EXECUTIVE SUMMARY
The analyzed malware showcases sophisticated tactics aimed at targeting both Windows Media Management and smart card systems, indicating potential implications for a diverse array of industries, with a particular focus on financial institutions. This adaptability is underscored by the malware’s dynamic adjustment of persistence mechanisms in response to system configurations. Through strategic manipulation of registries and service creation, the malware establishes a formidable presence within critical system components, bolstering its capacity for covert operation.
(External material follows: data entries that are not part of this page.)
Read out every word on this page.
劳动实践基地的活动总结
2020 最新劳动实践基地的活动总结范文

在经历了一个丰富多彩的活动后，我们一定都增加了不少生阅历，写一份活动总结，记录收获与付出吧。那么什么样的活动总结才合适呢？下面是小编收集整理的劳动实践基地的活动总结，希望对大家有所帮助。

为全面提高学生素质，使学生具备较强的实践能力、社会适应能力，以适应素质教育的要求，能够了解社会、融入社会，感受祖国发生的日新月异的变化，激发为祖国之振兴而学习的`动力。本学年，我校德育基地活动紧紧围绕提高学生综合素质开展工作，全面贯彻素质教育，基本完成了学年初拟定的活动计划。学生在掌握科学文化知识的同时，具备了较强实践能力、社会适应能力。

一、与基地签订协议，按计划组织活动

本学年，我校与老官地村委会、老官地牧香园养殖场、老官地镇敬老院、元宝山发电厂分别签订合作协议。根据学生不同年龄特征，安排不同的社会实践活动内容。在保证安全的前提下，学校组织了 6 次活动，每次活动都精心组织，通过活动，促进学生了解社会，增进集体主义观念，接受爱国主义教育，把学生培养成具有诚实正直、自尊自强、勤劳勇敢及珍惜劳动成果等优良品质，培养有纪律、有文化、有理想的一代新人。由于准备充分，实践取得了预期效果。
To effectively mitigate this threat, organizations must implement comprehensive cybersecurity measures, including routine system monitoring and proactive defense strategies tailored to the malware’s targeting preferences. Additionally, collaborative efforts among industry stakeholders are crucial for staying abreast of emerging threats and sharing intelligence to enhance collective resilience. By adhering to best practices for cyber hygiene and fostering a culture of security awareness, organizations can effectively counter evolving threats like the analyzed malware and safeguard critical assets from compromise.
NORTH KOREAN – IN
MEMORY OPERATIONS
UNVEILING NINJA TECHNIQUES IN PERSISTENCE STRATEGIES
OVERVIEW
This particular malware instance has been associated with a North Korean Advanced Persistent Threat (APT) group. Classified as a dropper, its primary function is to facilitate the deployment of a secondary payload onto the victim’s machine. In this case, the dropper is engineered to deliver a self-propagating SMB (Server Message Block) worm, indicative of the sophisticated tactics employed by the threat actor. Such malware instances underscore the persistent and evolving nature of cyber threats originating from nation-state actors, necessitating heightened vigilance and robust cybersecurity measures to mitigate potential risks effectively.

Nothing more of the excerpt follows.